SUBMITTED JULY 11, 1972.
DECIDED SEPTEMBER 7, 1972.
Divorce. DeKalb Superior Court. Before Judge Thibadeau.
Curtis R. Richardson, for appellant.
Rich, Bass, Kidd Broome, Robert K. Broome, William F. C. Skinner, Jr., for appellee.
Where a nonresident defendant in a divorce proceeding is found sojourning in Georgia and service is perfected on Sunday, such service of process is not void where under the facts presented personal service could not be made later because the defendant would not be in Georgia after the day service was perfected.
SUBMITTED JULY 11, 1972 — DECIDED SEPTEMBER 7, 1972.
The sole question presented by this appeal is whether service of process upon a husband perfected on a Sunday is void where after separation of the parties, who had resided in Georgia, the husband removed his place of residence from Georgia to North Carolina before personal service could be had and where during a temporary sojourn into Georgia he is served. An affidavit filed by the wife in response to the husband's motion to dismiss because of such Sunday service, showed that the husband had come into Georgia on a temporary sojourn, had vowed to leave before the end of the day on such Sunday and did in fact leave the State on such day after service was perfected.

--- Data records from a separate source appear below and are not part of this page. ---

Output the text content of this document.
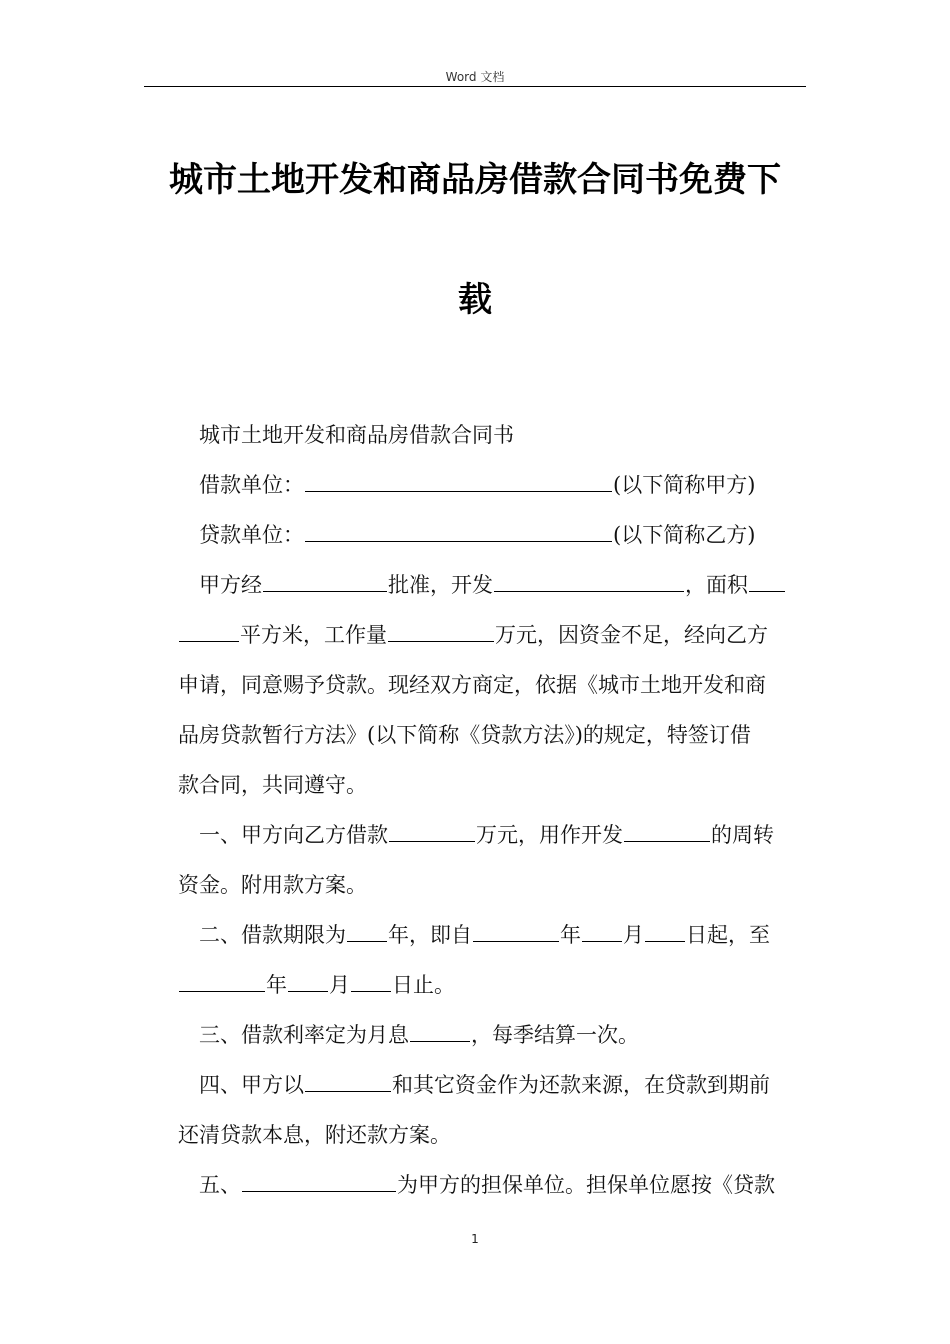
Word 文档
城市土地开发和商品房借款合同书免费下
载
城市土地开发和商品房借款合同书
借款单位：	(以下简称甲方)
贷款单位：	(以下简称乙方)
甲方经	批准，开发	，面积
平方米，工作量	万元，因资金不足，经向乙方
申请，同意赐予贷款。现经双方商定，依据《城市土地开发和商
品房贷款暂行方法》(以下简称《贷款方法》)的规定，特签订借
款合同，共同遵守。
一、甲方向乙方借款	万元，用作开发	的周转
资金。附用款方案。
二、借款期限为 年，即自	年 月 日起，至
年 月 日止。
三、借款利率定为月息	，每季结算一次。
四、甲方以	和其它资金作为还款来源，在贷款到期前
还清贷款本息，附还款方案。
五、	为甲方的担保单位。担保单位愿按《贷款
1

The facts stated in the wife's affidavit were not contradicted and were considered by the trial court in ruling upon the the husband's motion.
The rule has been long established that Sunday is dies non juridicus in Georgia. See Cheeseborough Stearns Co. v. Van Ness, 12 Ga. 380. For a history of the law relating to business transactions on Sunday, see Hayden v. Mitchell, 103 Ga. 431 ( 30 S.E. 287). In Sawyer v. Cargile, 72 Ga. 290, it was said: "Sunday is dies non juridicus, and service cannot be made, or legal notice given on that day, or the business or work of ordinary callings done." As recently as 1957 this court applied the above principle insofar as legal notice by publication was concerned. See Gay v. Laurens County, 213 Ga. 518 ( 100 S.E.2d 271), where notice of a local legislative Act was held invalid after notice of such proposed Act was published on a Sunday.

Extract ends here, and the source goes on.